Here's the complete code to get you started with Clientary and open-ai-agents-sdk:

import asyncio
import os
from dotenv import load_dotenv

from composio import Composio
from composio_openai_agents import OpenAIAgentsProvider
from agents import Agent, Runner, HostedMCPTool, SQLiteSession

load_dotenv()

api_key = os.getenv("COMPOSIO_API_KEY")
user_id = os.getenv("USER_ID")

if not api_key:
    raise RuntimeError("COMPOSIO_API_KEY is not set. Create a .env file with COMPOSIO_API_KEY=your_key")

# Initialize Composio
composio = Composio(api_key=api_key, provider=OpenAIAgentsProvider())

# Create Tool Router session
session = composio.create(
    user_id=user_id,
    toolkits=["clientary"]
)
mcp_url = session.mcp.url

# Configure agent with MCP tool
agent = Agent(
    name="Assistant",
    model="gpt-5",
    instructions=(
        "You are a helpful assistant that can access Clientary. "
        "Help users perform Clientary operations through natural language."
    ),
    tools=[
        HostedMCPTool(
            tool_config={
                "type": "mcp",
                "server_label": "tool_router",
                "server_url": mcp_url,
                "headers": {"x-api-key": api_key},
                "require_approval": "never",
            }
        )
    ],
)

print("\nComposio Tool Router session created.")

chat_session = SQLiteSession("conversation_openai_toolrouter")

print("\nChat started.
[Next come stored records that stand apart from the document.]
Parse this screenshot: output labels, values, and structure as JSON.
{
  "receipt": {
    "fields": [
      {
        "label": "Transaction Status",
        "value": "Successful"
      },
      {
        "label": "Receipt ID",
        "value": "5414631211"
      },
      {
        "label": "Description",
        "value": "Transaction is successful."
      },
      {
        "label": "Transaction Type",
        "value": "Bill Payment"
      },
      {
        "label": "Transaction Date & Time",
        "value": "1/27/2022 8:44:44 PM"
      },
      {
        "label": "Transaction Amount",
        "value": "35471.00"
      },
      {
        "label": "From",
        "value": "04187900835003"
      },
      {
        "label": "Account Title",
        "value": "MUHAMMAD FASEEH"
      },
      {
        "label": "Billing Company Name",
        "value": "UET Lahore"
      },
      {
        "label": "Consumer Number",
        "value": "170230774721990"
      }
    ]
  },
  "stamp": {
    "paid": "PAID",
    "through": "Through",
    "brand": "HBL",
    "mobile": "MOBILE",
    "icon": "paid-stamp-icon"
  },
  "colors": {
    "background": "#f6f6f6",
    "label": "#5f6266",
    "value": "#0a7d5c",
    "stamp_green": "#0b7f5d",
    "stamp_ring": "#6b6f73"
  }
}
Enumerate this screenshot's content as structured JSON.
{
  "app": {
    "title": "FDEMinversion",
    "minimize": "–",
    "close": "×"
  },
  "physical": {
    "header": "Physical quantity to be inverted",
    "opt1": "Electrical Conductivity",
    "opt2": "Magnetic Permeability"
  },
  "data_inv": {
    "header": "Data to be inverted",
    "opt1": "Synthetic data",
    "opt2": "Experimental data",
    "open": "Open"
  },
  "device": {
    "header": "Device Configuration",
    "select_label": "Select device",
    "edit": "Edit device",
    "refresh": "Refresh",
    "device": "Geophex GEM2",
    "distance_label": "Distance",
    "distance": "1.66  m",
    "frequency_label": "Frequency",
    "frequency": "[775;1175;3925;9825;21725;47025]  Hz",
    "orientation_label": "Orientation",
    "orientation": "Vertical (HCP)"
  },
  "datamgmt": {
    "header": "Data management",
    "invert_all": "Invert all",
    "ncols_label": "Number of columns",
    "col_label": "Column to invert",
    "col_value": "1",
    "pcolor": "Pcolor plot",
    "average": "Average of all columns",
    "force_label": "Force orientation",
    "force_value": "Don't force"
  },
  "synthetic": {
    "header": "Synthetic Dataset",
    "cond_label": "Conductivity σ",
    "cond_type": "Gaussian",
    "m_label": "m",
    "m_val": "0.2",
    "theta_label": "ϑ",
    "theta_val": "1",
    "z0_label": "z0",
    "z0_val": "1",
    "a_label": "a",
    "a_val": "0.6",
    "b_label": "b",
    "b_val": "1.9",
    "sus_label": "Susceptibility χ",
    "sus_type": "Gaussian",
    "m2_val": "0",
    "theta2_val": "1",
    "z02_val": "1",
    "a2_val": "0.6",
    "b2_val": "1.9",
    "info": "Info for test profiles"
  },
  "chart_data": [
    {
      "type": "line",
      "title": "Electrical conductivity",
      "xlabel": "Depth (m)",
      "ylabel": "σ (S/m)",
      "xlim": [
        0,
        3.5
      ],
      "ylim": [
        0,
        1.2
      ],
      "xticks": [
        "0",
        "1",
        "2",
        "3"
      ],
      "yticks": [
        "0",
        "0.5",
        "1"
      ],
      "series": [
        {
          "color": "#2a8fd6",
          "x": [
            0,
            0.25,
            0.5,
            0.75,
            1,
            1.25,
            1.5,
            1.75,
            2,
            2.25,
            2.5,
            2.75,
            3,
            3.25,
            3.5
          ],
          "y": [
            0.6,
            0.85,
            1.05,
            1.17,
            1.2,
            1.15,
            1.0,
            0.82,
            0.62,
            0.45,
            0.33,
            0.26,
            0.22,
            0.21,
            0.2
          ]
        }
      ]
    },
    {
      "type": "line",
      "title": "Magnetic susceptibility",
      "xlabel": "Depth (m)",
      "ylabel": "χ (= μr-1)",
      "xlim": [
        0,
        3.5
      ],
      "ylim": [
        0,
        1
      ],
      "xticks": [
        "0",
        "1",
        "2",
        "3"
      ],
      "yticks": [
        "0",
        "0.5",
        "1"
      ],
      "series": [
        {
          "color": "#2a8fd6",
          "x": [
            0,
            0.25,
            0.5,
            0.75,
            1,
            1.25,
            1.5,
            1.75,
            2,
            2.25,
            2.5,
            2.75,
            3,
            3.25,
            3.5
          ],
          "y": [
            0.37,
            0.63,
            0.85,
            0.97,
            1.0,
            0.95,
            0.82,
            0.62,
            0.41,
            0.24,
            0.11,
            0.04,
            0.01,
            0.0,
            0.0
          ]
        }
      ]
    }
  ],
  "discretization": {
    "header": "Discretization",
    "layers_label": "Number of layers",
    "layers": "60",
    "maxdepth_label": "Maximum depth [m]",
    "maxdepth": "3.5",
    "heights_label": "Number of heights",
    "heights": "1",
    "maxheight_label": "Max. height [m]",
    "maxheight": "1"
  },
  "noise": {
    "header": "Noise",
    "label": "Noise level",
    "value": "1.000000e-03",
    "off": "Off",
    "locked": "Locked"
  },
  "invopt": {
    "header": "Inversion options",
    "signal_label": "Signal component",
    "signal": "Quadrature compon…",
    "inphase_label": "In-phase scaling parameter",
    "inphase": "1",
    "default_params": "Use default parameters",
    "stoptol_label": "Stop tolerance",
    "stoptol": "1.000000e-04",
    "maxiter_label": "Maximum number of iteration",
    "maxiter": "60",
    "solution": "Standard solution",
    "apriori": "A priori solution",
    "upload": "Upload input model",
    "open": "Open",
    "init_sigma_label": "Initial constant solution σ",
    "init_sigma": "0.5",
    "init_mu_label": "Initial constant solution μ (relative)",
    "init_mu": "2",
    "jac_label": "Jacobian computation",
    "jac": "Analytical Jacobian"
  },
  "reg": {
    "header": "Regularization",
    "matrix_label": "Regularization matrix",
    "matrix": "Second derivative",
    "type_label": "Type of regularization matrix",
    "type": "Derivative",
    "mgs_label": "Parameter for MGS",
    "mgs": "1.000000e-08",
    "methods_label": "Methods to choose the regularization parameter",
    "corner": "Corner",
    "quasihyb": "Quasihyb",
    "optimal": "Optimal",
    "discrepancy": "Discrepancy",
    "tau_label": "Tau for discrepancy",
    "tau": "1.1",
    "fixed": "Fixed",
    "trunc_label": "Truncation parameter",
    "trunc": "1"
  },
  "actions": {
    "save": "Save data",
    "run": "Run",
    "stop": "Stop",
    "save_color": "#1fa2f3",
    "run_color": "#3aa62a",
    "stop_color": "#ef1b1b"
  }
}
Type your requests below.")
print("Commands: 'exit', 'quit', or 'q' to end\n")

async def main():
    try:
        result = await Runner.run(
            agent,
            "What can you help me with?",
            session=chat_session
        )
        print(f"Assistant: {result.final_output}\n")
    except Exception as e:
        print(f"Error: {e}\n")

    while True:
        user_input = input("You: ").strip()
        if user_input.lower() in {"exit", "quit", "q"}:
            print("Goodbye!")
            break

        result = await Runner.run(
            agent,
            user_input,
            session=chat_session
        )
        print(f"Assistant: {result.final_output}\n")

asyncio.run(main())

Conclusion

This was a starter code for integrating Clientary MCP with OpenAI Agents SDK to build a functional AI agent that can interact with Clientary.

Key features:

  • Hosted MCP tool integration through Composio's Tool Router
  • SQLite session persistence for conversation history
  • Simple async chat loop for interactive testing
You can extend this by adding more toolkits, implementing custom business logic, or building a web interface around the agent.

How to build Clientary MCP Agent with another framework

FAQ

What are the differences in Tool Router MCP and Clientary MCP?

With a standalone Clientary MCP server, the agents and LLMs can only access a fixed set of Clientary tools tied to that server. However, with the Composio Tool Router, agents can dynamically load tools from Clientary and many other apps based on the task at hand, all through a single MCP endpoint.

Can I use Tool Router MCP with OpenAI Agents SDK?

Yes, you can. OpenAI Agents SDK fully supports MCP integration. You get structured tool calling, message history handling, and model orchestration while Tool Router takes care of discovering and serving the right Clientary tools.

Can I manage the permissions and scopes for Clientary while using Tool Router?

Yes, absolutely. You can configure which Clientary scopes and actions are allowed when connecting your account to Composio. You can also bring your own OAuth credentials or API configuration so you keep full control over what the agent can do.

How safe is my data with Composio Tool Router?

All sensitive data such as tokens, keys, and configuration is fully encrypted at rest and in transit. Composio is SOC 2 Type 2 compliant and follows strict security practices so your Clientary data and credentials are handled as safely as possible.